By Dea Fejzullahu
Aleena Sharif is an artist from Karachi, Pakistan known for representing the female body through her craft. She wants females to feel comfortable in their body types, showcasing common insecurities in the form of remarkable art in order to leave the viewer empowered.
Aleena Sharif is a painter from Pakistan who wants to create a safer environment for women and young girls through her art. Her paintings contain a warm ambiance, often playing with different colour tones and shades. She says that the art community has for the most part responded positively to her work, viewing it with both excitement and inspiration.
“I have received a lot of comments about people feeling connected to the figures, as well as how they see themselves in the paintings,” she says.
Her interactions with her audience have made her understand the impact of these paintings in daily life, where some types of the female body have been hidden from the public eye. In Pakistan, it’s hard for females to proudly showcase their bodies because of the country’s belief system. But this fact didn’t stop Sharif from trying to spread her message in her birth country, as she explains.
“In Pakistan, it’s a little different because I must be careful and curate my audience. The interactions I’ve had here are more centred around how people feel safe and seen in the presence of the paintings, and how they are happy that work like mine is being shown here.”
Sharif’s works have also been exhibited and received attention in online media.
In the art community, finding your target audience can take a lot of work, but Sharif expresses that she's one of the lucky ones in that aspect, explaining that many people see their own bodies in her art and thus often feel connected right away.
Creative Process and Inspiration
“All my work is very emotion-dependent. So, I will usually be driven by something I am experiencing, which I then try to get down on a canvas,” Sharif says.
For her, the creative process mainly expresses her thoughts about her own body and superstition, but leave viewers to find their own meaning in each piece.
It could be suggested that the painting Seven Rings (see above) inspires confidence in the viewer, or alternatively, it's an excellent way of showing wealth through jewellery. For the artist, however, each ring represents something significant, but Sharif expresses that there is no right answer in analysing her art, and that each piece is left open for interpretation.
Evil Eye is another example of Sharif using symbolism to convey a deeper meaning. Through this piece, she expresses the sense behind the evil eye, with the Pakistani coins being incorporated. As a superstitious person, she always wears an evil eye, and the Pakistani coins represent her feeling closer to home.
“The story behind the piece (above) is that I was feeling a little self-conscious about my body, so I painted this to get that feeling out of my body,” She said of the first painting.

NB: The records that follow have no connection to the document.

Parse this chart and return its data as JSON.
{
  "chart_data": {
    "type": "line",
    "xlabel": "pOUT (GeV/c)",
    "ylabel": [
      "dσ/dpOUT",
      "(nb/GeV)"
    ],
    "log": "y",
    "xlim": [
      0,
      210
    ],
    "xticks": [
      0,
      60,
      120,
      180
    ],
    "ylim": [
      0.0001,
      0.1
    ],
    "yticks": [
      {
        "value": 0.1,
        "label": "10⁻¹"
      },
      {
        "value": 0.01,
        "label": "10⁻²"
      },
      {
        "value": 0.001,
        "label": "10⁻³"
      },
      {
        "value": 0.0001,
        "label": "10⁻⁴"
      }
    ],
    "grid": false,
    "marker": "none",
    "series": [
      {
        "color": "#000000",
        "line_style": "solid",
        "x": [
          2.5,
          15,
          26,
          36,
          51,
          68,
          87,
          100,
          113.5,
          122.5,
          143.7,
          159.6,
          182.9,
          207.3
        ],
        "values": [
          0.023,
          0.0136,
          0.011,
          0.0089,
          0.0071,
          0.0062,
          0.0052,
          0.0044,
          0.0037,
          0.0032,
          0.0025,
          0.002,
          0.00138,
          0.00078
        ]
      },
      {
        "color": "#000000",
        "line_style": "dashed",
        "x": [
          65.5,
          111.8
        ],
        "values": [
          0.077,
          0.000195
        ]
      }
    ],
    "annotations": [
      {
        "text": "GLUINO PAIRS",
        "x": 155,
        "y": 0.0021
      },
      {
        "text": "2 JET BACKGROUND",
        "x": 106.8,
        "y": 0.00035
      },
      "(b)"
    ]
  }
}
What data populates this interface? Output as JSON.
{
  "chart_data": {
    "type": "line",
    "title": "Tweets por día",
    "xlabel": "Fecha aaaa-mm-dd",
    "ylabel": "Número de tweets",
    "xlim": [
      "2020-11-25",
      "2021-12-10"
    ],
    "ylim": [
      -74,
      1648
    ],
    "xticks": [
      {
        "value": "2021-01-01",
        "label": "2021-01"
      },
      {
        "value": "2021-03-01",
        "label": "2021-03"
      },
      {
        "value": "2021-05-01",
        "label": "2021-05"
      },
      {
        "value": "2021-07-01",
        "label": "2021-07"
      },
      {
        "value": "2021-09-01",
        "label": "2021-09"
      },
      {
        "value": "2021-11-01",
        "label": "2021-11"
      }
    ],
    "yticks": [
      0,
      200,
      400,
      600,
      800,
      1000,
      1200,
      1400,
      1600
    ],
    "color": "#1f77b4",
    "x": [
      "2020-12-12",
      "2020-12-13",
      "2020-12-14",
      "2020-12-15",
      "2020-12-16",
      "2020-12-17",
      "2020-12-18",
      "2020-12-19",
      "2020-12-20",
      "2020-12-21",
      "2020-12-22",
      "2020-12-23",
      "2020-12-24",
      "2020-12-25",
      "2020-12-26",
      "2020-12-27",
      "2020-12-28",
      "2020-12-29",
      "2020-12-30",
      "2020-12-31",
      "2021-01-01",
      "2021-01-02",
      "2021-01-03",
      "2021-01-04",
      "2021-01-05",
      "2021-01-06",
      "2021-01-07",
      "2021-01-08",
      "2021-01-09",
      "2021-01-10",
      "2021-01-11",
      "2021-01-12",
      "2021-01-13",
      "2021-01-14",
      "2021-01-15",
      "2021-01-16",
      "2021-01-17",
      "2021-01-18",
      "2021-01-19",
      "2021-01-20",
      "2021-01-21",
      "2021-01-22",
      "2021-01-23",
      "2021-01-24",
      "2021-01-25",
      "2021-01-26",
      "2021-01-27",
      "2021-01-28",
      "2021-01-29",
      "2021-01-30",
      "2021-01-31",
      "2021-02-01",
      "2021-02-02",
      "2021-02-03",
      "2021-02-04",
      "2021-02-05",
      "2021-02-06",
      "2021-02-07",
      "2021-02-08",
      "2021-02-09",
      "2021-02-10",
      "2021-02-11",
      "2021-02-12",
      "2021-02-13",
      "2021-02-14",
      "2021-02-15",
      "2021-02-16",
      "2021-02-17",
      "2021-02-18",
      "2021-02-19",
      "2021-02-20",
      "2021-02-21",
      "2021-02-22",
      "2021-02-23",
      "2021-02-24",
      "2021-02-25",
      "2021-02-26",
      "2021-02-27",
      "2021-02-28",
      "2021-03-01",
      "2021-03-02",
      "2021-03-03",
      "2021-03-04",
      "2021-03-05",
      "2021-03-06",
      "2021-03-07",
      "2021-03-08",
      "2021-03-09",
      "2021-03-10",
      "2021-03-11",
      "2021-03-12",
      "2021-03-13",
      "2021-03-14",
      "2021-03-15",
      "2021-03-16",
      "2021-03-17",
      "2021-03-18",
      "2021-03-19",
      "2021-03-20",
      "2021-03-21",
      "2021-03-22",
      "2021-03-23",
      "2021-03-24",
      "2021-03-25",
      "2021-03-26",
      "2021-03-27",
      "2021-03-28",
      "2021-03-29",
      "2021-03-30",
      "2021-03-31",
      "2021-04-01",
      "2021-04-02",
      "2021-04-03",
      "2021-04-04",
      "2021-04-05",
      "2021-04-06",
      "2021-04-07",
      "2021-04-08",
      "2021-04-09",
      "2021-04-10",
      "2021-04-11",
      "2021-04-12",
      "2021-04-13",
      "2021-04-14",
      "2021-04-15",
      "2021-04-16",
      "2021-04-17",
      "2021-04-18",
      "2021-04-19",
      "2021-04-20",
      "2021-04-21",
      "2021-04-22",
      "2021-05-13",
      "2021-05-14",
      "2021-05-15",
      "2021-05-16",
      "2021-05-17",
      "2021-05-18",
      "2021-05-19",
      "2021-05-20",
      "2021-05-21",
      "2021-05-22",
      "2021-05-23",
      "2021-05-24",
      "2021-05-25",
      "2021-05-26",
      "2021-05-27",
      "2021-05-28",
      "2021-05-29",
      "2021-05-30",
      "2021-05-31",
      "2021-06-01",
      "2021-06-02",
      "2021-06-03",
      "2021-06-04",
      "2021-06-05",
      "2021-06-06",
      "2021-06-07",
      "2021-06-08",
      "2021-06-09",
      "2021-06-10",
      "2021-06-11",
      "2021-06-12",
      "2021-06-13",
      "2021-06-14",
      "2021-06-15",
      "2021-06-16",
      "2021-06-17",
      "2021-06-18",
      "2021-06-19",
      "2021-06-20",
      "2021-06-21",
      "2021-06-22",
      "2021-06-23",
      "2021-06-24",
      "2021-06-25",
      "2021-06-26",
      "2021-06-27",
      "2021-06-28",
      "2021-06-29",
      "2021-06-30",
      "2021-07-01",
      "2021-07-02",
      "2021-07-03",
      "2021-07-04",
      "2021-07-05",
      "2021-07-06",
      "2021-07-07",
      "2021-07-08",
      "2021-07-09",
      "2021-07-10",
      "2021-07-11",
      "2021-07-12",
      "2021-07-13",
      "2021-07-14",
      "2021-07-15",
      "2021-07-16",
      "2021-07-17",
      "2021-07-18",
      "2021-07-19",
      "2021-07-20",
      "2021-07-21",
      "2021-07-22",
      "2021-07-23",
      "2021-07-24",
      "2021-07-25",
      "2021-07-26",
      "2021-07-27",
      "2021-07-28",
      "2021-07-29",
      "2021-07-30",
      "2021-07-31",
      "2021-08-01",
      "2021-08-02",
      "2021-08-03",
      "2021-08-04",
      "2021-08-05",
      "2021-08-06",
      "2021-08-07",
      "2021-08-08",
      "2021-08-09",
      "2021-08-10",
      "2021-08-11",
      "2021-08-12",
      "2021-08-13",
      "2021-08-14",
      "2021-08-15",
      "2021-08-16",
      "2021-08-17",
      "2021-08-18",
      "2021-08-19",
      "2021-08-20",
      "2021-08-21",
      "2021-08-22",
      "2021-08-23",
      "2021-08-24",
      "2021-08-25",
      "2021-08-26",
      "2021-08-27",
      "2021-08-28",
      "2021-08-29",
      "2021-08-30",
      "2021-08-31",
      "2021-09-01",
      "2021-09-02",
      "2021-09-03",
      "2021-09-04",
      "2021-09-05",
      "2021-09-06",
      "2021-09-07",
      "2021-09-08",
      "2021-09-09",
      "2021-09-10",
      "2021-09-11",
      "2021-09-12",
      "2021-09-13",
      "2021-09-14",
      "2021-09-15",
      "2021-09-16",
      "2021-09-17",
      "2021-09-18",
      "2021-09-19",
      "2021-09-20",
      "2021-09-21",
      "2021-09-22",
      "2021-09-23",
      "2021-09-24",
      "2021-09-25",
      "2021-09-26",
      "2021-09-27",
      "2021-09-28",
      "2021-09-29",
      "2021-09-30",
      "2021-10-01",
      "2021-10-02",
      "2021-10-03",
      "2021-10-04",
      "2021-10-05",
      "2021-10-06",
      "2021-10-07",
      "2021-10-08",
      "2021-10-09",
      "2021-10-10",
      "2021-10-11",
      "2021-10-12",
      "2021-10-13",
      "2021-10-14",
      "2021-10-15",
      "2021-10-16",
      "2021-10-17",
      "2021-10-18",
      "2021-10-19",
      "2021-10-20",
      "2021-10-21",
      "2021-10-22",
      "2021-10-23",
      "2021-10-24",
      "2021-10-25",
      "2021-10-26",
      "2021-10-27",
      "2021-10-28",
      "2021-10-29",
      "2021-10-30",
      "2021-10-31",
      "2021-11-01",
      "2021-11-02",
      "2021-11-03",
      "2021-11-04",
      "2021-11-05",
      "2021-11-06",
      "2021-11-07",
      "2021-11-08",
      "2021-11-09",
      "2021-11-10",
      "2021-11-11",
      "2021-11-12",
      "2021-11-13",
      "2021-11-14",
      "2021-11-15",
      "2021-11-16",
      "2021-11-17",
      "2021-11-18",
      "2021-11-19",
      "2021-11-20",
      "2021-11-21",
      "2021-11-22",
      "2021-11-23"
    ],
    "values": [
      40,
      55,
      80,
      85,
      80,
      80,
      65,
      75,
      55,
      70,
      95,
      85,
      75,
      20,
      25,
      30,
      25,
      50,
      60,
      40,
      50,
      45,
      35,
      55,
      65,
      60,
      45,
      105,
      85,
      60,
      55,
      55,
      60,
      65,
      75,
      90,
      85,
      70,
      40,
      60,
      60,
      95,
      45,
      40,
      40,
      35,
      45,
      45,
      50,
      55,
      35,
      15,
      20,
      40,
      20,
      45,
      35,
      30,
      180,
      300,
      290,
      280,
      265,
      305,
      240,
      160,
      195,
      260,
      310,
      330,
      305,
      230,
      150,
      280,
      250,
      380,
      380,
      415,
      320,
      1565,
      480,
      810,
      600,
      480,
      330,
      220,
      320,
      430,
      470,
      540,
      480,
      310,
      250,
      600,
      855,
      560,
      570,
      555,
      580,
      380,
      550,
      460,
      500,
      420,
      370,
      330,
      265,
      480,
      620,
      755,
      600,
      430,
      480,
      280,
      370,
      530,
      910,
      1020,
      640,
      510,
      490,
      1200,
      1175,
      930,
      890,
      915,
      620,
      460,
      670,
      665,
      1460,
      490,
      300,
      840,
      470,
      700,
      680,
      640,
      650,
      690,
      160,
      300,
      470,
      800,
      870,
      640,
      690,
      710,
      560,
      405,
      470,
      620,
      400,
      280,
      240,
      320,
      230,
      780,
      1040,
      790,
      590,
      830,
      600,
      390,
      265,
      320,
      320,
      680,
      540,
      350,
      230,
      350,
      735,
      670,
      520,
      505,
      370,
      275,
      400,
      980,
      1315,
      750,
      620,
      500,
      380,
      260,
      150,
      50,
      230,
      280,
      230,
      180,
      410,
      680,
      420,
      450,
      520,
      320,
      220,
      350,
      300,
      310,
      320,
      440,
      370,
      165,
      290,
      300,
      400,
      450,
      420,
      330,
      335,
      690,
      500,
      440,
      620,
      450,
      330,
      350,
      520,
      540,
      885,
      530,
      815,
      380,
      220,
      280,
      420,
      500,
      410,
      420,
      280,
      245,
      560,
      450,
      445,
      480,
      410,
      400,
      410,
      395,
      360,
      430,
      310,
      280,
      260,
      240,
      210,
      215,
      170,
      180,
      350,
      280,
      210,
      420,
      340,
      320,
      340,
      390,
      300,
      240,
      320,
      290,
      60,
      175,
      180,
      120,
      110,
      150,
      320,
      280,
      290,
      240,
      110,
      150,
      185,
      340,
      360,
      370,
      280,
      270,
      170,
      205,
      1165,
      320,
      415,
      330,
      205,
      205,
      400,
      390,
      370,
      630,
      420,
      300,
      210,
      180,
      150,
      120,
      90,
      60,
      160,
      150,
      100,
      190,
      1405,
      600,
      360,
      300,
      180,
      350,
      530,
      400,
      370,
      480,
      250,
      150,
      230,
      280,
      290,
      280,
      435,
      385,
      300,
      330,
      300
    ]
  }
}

Sharif reveals that the second painting was a result of her removing this energy from the universe, essentially picking the feeling of discomfort and self-consciousness from her mind. She says that while her paintings do contain certain symbols or metaphors, they primarily serve to express and bring physicality to her internal feelings and emotions.
When asked what the point of sharing her paintings was, she explained that he wanted to help spread confidence and self-love through art.
"In my life I’ve been made to make myself smaller, and I want to fight against that. I want women to take up as much space as they can and want to, unapologetically. I want them to demand the attention and respect they deserve,” she says.
She understands that with the restrictions in her country and the risk getting banned on Instagram, it would be much easier to create something safer given the circumstances. However, Sharif has a drive for a better world and is willing to take the risks to express her message of confidence.
“I create work that I want to see in the world, and I wanted to see more of me,” she says. "That, and the female body is just beautiful and fun to paint. I can't get enough."
Erato Magazine always asks artists how they know a piece is finished, and for Sharif, it's almost like a sixth sense.
“Other than the technical aspect of having it work. There’s a moment when you step back from a canvas and feel when it’s done. It feels like a sigh of relief. It’s hard to explain, and each painting has its own journey, but you’ll be able to look at it and know,” she responds.
Challenging Traditional Notions of Art with Female Representation
Her figures are very different from what we usually see in paintings; this is Sharif's way of creating her version of reality. Having studied a lot of historical art, Sharif found that female figures were often being looked at. In her own approach, the painting looks down at the viewer, almost enforcing a sense of respect in the viewer.
“By reversing the roles, it gives control and power to the figures.”
Aleena’s advice to young artists is to create what they want to see in the world themselves.
“It’s an opportunity to create your own world, your own language," she says, adding that, "It’s supposed to be fun."